Real Self-Care, Chap. 4: Taking Back the Reins

Yes! Like most females, I was well trained by family, society and my church to put the needs of others before my own. Being productive and being a selfless caregiver means being worthy.
Even when I think I have accepted that it isn’t true, and that it is OK and even healthier to consider my own needs, I find myself judging myself harshly, as well as others, who prioritize their own dreams first.


Yep, and I think they’re all perfectly okay as long as there is some balance. There’s nothing wrong with a little escape, or a sense of achievement, or making more time for yourself through services. I have someone clean our house once a month and I totally file that expense under “mental health care.”

I’m interested in what the author says in the next chapter!

For those just tuning into this thread, here are the related topics on @Thinkstet’s Book Club for the Exhausted :books::nerd_face:


@Alair- feel ya.

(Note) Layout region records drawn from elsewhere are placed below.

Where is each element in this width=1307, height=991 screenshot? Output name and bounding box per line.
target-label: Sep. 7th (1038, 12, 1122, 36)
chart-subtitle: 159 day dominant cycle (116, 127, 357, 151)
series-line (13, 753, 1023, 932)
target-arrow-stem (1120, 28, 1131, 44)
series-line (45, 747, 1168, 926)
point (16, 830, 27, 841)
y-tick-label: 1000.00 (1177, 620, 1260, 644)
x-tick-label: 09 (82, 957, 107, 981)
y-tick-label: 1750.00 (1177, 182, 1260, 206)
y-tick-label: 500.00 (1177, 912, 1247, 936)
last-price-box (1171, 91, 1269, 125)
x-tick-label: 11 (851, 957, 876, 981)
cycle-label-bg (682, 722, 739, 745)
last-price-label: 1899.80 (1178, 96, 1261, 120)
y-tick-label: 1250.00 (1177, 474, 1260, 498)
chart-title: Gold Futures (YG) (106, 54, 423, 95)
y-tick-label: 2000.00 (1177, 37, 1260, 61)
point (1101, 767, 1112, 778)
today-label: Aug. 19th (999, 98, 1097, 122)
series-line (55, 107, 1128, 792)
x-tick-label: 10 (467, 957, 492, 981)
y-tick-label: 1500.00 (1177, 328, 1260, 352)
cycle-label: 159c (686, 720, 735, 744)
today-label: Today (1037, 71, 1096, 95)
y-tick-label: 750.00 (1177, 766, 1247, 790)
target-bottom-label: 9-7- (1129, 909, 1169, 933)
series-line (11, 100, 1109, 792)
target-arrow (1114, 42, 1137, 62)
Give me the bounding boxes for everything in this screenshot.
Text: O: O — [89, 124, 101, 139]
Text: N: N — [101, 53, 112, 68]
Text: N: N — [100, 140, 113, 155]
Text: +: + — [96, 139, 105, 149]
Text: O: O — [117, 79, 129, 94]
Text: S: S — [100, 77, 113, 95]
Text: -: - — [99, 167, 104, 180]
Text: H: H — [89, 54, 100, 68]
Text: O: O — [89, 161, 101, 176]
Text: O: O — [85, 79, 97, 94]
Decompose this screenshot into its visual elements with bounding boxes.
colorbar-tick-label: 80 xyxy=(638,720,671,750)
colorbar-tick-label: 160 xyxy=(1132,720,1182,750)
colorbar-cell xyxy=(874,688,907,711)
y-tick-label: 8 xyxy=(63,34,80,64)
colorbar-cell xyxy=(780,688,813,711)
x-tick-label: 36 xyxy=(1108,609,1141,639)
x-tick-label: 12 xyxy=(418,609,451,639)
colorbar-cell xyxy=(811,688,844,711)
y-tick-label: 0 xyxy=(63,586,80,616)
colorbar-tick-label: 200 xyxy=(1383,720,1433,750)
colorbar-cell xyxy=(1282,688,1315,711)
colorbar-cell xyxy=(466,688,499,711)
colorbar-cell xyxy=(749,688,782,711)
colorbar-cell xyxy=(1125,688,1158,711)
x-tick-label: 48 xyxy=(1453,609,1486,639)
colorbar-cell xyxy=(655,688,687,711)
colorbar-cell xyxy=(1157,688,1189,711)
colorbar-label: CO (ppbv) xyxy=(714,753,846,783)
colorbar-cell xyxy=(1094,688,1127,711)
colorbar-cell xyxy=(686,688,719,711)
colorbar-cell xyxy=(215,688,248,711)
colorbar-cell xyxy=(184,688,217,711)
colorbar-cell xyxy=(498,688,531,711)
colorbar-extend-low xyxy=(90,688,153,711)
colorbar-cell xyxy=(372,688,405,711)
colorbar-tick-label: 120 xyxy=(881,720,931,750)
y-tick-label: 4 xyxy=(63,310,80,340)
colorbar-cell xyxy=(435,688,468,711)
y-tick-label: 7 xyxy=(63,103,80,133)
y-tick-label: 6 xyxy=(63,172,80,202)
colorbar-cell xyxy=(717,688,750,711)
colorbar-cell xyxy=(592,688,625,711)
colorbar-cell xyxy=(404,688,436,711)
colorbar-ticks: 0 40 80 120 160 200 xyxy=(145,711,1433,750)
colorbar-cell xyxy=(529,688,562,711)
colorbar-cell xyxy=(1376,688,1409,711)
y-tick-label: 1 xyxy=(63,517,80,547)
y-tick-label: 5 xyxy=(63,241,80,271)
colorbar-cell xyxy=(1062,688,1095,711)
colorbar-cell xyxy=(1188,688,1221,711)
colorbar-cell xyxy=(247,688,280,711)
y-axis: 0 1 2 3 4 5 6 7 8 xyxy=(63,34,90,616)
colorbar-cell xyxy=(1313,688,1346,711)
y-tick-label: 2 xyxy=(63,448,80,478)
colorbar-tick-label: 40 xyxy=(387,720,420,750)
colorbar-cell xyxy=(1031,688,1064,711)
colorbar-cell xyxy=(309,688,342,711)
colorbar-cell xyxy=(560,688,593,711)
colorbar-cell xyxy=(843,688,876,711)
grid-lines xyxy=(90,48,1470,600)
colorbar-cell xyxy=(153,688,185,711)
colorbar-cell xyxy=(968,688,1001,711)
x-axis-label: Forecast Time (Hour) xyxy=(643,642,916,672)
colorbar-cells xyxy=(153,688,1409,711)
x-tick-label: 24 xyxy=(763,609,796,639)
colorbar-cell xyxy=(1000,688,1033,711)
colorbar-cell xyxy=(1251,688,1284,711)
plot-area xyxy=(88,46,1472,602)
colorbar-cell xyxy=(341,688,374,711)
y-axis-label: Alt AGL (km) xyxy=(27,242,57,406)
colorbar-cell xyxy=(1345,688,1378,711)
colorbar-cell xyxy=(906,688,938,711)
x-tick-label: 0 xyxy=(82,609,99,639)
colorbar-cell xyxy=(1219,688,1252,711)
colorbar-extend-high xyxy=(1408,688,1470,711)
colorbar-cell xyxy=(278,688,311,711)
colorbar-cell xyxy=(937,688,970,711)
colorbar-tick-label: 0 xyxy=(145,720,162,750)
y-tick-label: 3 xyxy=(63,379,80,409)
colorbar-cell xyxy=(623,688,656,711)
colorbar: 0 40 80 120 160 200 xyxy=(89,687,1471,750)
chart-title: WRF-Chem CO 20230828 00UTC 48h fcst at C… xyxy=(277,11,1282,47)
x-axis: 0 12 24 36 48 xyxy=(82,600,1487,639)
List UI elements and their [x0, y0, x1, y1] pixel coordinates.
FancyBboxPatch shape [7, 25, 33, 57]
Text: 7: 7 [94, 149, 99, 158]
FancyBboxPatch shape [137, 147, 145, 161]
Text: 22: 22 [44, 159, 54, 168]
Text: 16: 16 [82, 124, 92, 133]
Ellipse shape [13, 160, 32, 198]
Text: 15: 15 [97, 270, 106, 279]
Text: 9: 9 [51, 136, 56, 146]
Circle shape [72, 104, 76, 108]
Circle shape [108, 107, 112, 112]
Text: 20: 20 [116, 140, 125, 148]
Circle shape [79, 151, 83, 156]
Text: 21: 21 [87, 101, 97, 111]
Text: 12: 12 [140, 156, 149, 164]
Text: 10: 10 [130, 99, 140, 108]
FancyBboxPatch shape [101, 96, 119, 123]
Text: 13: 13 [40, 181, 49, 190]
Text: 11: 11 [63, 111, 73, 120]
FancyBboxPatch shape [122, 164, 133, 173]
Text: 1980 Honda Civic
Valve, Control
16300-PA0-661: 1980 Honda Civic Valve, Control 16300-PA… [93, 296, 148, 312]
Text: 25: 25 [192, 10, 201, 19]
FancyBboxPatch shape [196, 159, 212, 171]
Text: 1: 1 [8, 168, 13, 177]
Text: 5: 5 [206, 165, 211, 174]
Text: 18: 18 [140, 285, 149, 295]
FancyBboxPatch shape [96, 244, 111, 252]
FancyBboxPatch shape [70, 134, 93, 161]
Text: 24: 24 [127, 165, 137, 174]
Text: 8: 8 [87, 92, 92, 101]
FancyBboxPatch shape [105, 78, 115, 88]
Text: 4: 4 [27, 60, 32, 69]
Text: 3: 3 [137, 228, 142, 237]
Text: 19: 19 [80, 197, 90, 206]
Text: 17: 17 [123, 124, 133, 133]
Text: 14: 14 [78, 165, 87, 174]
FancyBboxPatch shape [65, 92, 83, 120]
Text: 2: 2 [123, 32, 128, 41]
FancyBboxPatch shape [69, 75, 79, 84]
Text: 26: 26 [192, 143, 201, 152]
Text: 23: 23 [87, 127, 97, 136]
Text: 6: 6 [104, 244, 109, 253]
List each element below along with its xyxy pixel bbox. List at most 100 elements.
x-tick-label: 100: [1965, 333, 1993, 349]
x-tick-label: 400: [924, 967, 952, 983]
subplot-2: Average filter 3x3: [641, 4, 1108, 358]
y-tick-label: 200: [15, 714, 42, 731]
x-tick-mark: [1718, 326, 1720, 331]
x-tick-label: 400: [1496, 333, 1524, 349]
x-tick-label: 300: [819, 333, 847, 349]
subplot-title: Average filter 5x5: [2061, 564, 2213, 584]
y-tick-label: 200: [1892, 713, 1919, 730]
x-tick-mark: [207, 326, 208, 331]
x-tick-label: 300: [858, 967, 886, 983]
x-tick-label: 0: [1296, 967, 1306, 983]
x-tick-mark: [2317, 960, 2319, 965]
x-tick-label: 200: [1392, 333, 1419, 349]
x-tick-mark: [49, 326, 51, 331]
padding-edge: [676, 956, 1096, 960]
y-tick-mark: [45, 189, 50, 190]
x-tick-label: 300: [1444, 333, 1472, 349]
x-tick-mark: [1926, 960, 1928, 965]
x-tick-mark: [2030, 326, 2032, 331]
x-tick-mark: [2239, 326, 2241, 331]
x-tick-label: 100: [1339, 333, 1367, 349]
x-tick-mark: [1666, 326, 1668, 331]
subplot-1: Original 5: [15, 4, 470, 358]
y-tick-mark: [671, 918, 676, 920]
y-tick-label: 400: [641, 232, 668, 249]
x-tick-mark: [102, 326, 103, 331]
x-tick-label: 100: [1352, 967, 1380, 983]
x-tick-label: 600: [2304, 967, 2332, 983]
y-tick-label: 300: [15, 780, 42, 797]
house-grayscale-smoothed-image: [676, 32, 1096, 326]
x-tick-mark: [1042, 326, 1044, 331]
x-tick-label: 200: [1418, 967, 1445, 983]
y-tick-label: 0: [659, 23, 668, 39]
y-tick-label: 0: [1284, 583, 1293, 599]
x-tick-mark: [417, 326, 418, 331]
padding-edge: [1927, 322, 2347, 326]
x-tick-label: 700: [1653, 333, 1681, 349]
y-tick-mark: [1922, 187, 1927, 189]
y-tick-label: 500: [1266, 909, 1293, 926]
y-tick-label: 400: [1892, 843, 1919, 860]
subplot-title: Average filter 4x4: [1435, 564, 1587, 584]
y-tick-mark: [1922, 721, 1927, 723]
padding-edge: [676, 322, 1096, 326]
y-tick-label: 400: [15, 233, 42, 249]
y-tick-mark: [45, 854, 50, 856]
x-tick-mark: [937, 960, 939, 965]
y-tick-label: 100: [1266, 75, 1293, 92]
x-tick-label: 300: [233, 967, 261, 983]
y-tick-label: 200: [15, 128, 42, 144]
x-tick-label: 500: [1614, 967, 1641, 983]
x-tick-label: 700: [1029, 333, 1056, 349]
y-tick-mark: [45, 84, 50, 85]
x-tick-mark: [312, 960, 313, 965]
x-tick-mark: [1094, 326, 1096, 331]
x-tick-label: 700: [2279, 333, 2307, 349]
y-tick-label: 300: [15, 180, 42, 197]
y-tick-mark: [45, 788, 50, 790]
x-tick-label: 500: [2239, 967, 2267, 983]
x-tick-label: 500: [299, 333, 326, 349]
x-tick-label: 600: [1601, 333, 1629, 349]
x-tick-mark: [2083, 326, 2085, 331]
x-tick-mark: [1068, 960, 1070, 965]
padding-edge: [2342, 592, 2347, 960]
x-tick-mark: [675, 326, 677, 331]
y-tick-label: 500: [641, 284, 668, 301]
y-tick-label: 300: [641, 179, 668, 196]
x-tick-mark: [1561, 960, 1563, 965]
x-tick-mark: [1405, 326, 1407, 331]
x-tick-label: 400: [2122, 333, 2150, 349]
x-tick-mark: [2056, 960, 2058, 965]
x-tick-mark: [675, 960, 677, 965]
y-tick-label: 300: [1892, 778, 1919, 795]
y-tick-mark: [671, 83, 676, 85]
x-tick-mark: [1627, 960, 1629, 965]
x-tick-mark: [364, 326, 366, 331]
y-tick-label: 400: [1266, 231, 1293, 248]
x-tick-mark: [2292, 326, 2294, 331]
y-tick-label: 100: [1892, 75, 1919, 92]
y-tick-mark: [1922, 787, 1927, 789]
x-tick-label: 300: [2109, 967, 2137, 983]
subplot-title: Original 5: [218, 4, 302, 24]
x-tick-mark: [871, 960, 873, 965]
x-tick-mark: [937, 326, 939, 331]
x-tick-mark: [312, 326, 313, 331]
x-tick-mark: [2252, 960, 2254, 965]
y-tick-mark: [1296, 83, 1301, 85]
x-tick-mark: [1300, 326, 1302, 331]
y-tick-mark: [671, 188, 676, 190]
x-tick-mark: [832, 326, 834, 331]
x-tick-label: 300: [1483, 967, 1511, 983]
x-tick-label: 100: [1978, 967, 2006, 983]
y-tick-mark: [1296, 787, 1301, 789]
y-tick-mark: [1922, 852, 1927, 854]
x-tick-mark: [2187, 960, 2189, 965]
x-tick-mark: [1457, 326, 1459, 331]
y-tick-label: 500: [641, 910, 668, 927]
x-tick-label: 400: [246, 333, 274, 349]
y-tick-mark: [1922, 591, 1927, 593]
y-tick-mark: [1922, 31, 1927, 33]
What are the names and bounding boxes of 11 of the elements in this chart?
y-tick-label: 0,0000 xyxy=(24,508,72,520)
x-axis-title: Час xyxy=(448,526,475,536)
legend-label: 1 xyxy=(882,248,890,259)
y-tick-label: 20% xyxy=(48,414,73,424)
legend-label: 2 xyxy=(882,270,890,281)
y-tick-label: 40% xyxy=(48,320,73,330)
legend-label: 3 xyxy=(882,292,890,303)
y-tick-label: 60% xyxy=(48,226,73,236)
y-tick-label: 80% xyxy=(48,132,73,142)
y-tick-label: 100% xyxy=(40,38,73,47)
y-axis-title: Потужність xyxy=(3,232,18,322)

I also think that in our generation (I’m 60) the whole “Service as a responsibility of those to whom much as been given”, was the underlying justification for a lot of servitude and putting dreams on pause. I have learned the difference between good care and selfish behavior, and while I will never be a Gordon Gecko I am glad to have these final years to indulge my interests. It does help me to get older, after all.